Еще один Швейк?

 

Были закончены уже все поиски, связанные со статьей Веселого и документами Швейка в пражском архиве легионеров. Все вроде прояснилось. И вдруг на глаза попало упоминание еще об одной совершенно неизвестной статье о прототипе Швейка. Она практически выпала из поля зрения исследователей Гашека и не значилась даже в подробной библиографии, изданной в Праге в 1983 году к столетию со дня его рождения. К счастью, еще в 1930 году на нее обратил внимание и коротко пересказал ее в одном из наших журналов известный критик Михаил Скачков[1]. Принадлежала статья, на которую ссылался Скачков, Максимилиану Гупперту и была напечатана в 1929 году в газете «Прагер Прессе», выходившей в столице Чехословакии на немецком языке (у нас газета нашлась в Библиотеке Академии наук в Санкт-Петербурге. Она есть также во Львове).

Заглавие звучало многообещающе: «Исторически достоверно о Швейке. Человек, который знал бравого солдата Швейка»[2]. Гупперт опирался на рассказ бывшего владельца трактира «У чаши» Фердинанда Юриса (реальное лицо)[3], который тихо доживал свой век в Праге, после того как прогорел и продал свое заведение некоему Грегору. Новый владелец приспособил помещение под склад муки для мацы, и трактир надолго прекратил свое существование.

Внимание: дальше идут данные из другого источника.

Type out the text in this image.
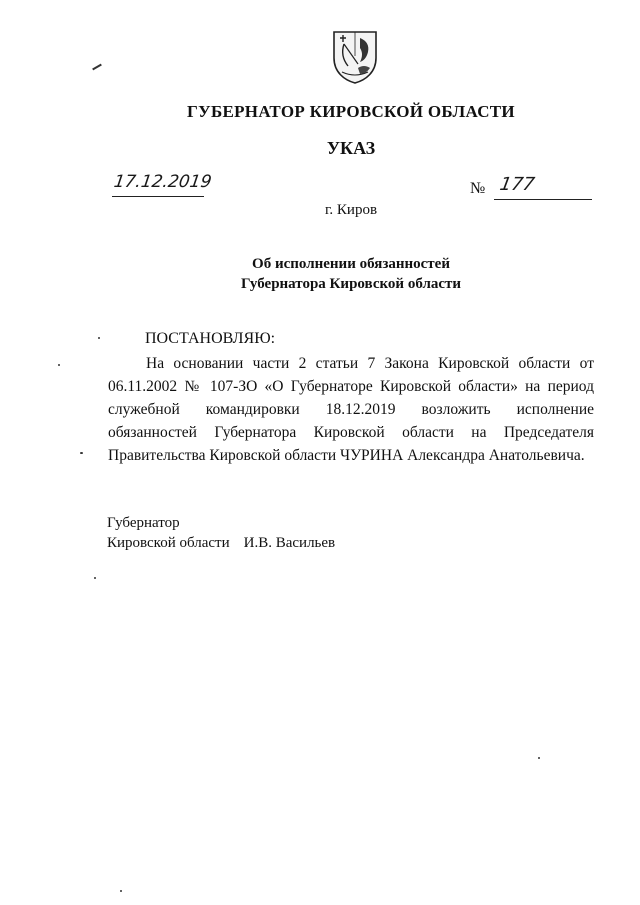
ГУБЕРНАТОР КИРОВСКОЙ ОБЛАСТИ
УКАЗ
17.12.2019	№ 177
г. Киров
Об исполнении обязанностей
Губернатора Кировской области
ПОСТАНОВЛЯЮ:

На основании части 2 статьи 7 Закона Кировской области от 06.11.2002 № 107-ЗО «О Губернаторе Кировской области» на период служебной командировки 18.12.2019 возложить исполнение обязанностей Губернатора Кировской области на Председателя Правительства Кировской области ЧУРИНА Александра Анатольевича.

Губернатор
Кировской области И.В. Васильев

В статье Гупперта, как и в очерке Я. Веселого, утверждалось, что существовал реальный Швейк, послуживший прототипом героя Гашека. Но увы, это не был уже знакомый нам Швейк. И звали его не Йозеф, а Франтишек. По рассказам Юриса это был сапожник-выпивоха, промышлявший также продажей краденых собак, но чаще всего проводивший время в трактире «У чаши», где он развлекал посетителей всевозможными россказнями, а также военными песнями, за что ему перепадало хмельное угощение и от слушателей и от хозяина пивной. Родился он будто бы 24 июля 1875 года и детство провел в деревне близ Хрудима. Действительную службу проходил в 11-м пехотном полку в городе Писек. Во время мировой войны оказался в русском плену, а по возвращении был послан служить в 102-й полк в Южный Тироль, но затем каким-то образом снова отправился в Россию и оттуда будто бы уже не вернулся.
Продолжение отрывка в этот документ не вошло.